20150316

Une fable enfantine plus qu’un film politique

President2015

Une jolie fable enfantine bien plus qu’un film politique. A notre sens, c’est un peu dommage mais cela n’enlève rien à ce Président, de l’Iranien Makhmalbaf, qui ne manque pas de qualités: qu’il s’agisse du scénario ou du jeu des acteurs et de la mise en scène. Reste, quand même, ce manque de prise de risque politique… En salles le 18 mars.

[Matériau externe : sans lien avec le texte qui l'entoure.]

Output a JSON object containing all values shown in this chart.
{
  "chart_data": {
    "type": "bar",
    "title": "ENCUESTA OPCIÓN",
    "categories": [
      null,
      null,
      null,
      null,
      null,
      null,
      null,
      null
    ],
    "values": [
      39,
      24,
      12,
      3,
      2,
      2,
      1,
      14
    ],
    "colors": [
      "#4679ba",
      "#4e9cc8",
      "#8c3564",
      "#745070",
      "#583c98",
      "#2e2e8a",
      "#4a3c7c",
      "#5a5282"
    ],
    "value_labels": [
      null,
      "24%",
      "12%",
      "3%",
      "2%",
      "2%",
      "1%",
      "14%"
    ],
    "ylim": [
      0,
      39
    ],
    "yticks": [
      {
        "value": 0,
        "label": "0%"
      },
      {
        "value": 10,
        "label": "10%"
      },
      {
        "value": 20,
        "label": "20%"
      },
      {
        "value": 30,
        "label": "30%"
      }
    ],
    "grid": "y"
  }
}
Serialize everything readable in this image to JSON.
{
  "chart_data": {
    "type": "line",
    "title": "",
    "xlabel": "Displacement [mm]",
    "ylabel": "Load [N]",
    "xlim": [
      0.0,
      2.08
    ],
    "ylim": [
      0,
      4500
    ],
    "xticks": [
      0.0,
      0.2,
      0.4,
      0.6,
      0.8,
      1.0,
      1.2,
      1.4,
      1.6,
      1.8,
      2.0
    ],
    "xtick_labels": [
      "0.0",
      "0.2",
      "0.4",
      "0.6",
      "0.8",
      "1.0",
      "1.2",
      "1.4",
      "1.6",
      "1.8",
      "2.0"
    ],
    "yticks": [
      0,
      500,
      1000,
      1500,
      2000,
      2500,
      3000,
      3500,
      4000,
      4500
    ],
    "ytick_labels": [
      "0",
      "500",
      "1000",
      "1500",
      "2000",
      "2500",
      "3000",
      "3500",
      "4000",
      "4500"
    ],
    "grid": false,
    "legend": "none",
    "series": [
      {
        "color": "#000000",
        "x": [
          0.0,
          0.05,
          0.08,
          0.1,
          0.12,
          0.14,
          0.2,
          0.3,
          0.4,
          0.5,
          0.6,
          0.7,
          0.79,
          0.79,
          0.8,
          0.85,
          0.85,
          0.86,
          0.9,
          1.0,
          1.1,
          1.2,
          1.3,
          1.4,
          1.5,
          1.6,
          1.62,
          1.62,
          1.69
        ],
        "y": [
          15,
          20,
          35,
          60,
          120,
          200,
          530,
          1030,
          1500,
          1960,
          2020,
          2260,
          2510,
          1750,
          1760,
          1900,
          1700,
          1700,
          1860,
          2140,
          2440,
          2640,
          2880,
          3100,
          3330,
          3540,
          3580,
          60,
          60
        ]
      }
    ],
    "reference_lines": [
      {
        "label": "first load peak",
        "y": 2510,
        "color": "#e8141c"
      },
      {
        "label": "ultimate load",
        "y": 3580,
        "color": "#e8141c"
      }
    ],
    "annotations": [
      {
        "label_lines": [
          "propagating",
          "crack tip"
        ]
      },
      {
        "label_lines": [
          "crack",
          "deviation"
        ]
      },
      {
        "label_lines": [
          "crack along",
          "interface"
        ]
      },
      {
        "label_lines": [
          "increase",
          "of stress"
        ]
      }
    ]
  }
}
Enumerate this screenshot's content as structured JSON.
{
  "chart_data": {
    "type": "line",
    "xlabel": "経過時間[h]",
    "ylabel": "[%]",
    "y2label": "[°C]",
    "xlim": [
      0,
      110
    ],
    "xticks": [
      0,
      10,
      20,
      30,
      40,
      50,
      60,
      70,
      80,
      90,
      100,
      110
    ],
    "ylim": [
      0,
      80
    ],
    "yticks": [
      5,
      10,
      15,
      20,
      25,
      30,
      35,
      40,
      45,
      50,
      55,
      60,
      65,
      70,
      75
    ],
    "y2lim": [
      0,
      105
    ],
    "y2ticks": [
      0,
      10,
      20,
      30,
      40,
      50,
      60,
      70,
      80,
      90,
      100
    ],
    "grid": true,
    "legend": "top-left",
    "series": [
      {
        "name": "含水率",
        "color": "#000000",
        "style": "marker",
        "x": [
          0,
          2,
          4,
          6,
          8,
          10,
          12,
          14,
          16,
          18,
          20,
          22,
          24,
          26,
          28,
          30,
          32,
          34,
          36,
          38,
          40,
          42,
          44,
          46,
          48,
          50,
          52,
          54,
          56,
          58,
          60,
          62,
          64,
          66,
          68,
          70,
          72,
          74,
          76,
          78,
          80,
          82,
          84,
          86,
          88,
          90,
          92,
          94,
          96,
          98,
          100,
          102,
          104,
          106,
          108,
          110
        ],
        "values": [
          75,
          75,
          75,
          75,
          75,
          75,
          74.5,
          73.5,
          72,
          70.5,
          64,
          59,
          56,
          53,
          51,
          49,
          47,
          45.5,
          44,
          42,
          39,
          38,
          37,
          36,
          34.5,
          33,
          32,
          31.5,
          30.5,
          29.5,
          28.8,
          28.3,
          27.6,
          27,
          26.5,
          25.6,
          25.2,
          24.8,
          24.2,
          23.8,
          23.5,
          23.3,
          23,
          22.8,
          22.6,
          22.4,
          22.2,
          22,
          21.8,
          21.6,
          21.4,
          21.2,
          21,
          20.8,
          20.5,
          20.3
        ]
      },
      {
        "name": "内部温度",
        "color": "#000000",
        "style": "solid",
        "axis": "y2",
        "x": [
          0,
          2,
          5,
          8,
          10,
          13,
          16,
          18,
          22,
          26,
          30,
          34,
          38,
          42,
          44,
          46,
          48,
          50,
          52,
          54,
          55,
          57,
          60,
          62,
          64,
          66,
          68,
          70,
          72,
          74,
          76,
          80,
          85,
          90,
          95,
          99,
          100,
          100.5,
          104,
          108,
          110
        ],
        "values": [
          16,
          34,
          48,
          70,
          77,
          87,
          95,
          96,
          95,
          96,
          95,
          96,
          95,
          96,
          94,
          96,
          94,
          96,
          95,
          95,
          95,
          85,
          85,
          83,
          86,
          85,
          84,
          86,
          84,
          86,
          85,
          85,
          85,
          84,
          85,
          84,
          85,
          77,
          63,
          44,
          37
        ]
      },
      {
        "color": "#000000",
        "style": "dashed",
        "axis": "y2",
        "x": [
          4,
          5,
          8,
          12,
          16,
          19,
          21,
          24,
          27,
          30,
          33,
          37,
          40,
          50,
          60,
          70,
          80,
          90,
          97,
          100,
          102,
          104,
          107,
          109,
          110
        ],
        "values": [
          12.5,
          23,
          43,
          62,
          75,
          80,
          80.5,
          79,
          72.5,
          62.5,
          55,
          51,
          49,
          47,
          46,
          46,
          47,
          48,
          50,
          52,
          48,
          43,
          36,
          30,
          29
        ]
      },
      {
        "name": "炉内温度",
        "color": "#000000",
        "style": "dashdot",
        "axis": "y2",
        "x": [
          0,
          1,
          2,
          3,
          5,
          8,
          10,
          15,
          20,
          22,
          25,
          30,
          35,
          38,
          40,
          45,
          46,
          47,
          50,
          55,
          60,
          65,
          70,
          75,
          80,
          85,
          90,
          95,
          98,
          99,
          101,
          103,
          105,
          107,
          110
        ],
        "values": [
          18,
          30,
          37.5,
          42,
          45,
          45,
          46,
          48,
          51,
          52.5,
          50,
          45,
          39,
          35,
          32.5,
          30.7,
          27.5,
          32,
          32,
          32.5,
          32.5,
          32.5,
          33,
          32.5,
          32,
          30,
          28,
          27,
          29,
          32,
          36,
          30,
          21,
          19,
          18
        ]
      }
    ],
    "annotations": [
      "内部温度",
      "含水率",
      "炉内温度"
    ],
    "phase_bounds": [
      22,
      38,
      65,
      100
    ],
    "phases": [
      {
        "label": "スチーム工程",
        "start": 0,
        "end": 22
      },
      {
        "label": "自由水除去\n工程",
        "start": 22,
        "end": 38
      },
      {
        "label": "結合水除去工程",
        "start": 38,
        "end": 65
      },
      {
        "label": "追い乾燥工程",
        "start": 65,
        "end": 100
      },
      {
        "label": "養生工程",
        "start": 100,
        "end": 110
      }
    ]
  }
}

Un dictateur en fuite. Qui se cache. Qui a peur. Qu’on plaint… Son petit-fils de cinq ans avec lui. L’archétype même de l’innocence. N’en jetez plus. Le Président, de l’Iranien Mohsen Makhmalbaf, est un film dérangeant où l’on se retrouve à avoir de l’empathie pour un monstre.
Enfin un monstre… On nous le dit, qu’il a fait des choses moches. Qu’il a du sang sur les mains. Ou son régime, plutôt que lui. Car lui, finalement, on ne le voit jamais que très humain. Le bon vieux papounet qui veille sur son petit fillot.
Autrefois président tout puissant d’un pays où l’opposition est réduite au silence, voilà qu’un coup d’Etat le renverse. Hier adulé, craint, il est maintenant recherché, sa tête mise à prix. Obligé de fuir, quitter l’opulence de son palais pour partager, grimé en musicien de rue, la misère de son peuple, des hordes revanchardes à ses trousses.
Et la caméra le suit, et nous avec. Comme si on vivait une révolution de l’intérieur. On pense tout de suite à Ben Ali ou Kadhafi. C’est à dessein. L’idée est venue au réalisateur dans la foulée des Printemps arabes, ceci expliquant cela.
UN FILM QUI GLISSE RAPIDEMENT A LA FABLE ENFANTINE
Un enfant, ça vous humanise tout de suite un dictateur sanguinaire...

Un enfant, ça vous humanise tout de suite un dictateur sanguinaire…

Sa volonté de filmer du point de vue du dictateur est diablement originale. Déconcertante, aussi. D’abord parce Makhmalbaf ne clame pas un amour démesuré de ces révolutions – elles amènent souvent plus de violences, de chaos, que de libertés. Ensuite parce qu’il semble dénoncer en priorité l’aveuglement et l’enfermement du président, protégé, surprotégé et, in fine, coupé du monde par la clique qui l’entoure et sa bureaucratie. Un gentil dictateur, en somme, bon vieux papy qui voulait le bien de son peuple, mais qui a été dupé par ses ministres…
Une fois qu’on a dit cela, et donc un peu pris ses distances avec ce message auquel, vue de France, vieux pays qui est le nôtre, qui n’a cessé de se tenir debout face à l’Histoire et devant les hommes – Dominique, sors de cette critique on t’en supplie – reste le film.
Que vaut-il, ce film ? Réponse : alors qu’on s’attendait à quelque chose de très politique, il glisse rapidement à la fable. Une manière, pour la réalisateur, assurément, de dédramatiser son propos. Aussi, et c’est un poil plus embêtant, de le lisser.
MAITRE VITALIS FAIT LA REVOLUTION
Un conte enfantin et pas du tout (ou très peu) un film politique. Un peu dommage.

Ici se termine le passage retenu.